This is my first experience of a proper Japanese Garden, and it was at the Shirotori Garden, where previously the closest I got to see one was a bonsai garden. This garden was designed to represent paths running along the banks of streams and ponds. The man-made mound is meant to represent Mt Ontake, the second highest volcano in Japan, and the stream running through the gardens is the Kiso River. The garden is typical of a Japanese design where it is a miniature of what an ideal garden should look like. The area is about 3.7 hectares, but it was very pleasant to walk around. As with any Japanese gardens it had a Seiu-tei (tea ceremony complex) consisting of a tea ceremony house and a Shioiri-tei (tea room). This was one main reason why I visited this garden today as it was the Spring Romanticism event, one of the few annual special events the garden holds. They have special tea ceremonies, markets and a garden concert. I did enjoy a short cut version of a tea ceremony – I sat down and got served my Mancha and sweet. The proper tea ceremony takes up to 3 hours and I came in the middle of one (and I didn’t make a booking!) nonetheless, I enjoyed my Mancha and sweet. Tea ceremonies dates as far back as the 9th century. I am also reading The Way of the Tea by Aaron Fisher, which tells about the history and stories of tea. It is an interesting read and lets me understand where this sublime practice of enjoying such a simple beverage originated.

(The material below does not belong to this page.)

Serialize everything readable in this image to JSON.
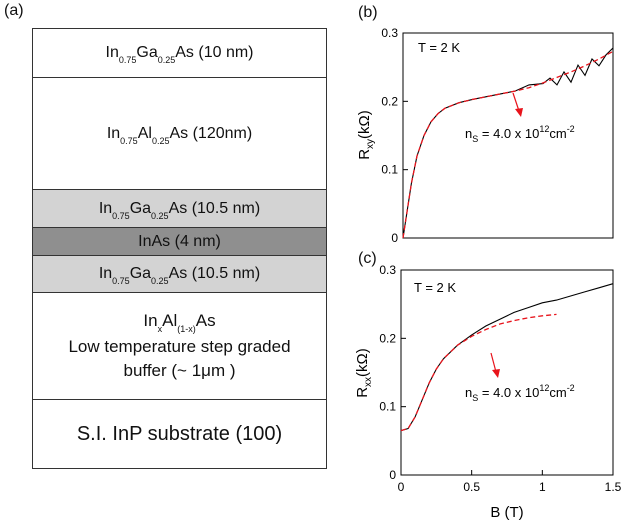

The tea ceremony for the public was at the Shioiri-tei (tea room) in an open garden. The Seiu-tei (tea ceremony house) was a beautiful complex of tea rooms designed after an image of a swan “Shirotori” flying down to rest it wings.
All around the garden elements typical of a Japanese garden such as stone lanterns, basins, bridges, rocks and sand, trees and water are visible.
As it was the 5th of May, Kodomo-no-hi is celebrated all over Japan and there would be fish banners hanging from apartment balconies, houses, temples and here at the park.
I had a most relaxing, wonderful day at the Shirotori Garden. Mental note to self, I must come back in Autumn, when all the Japanese maples change colours as well as for a proper tea ceremony.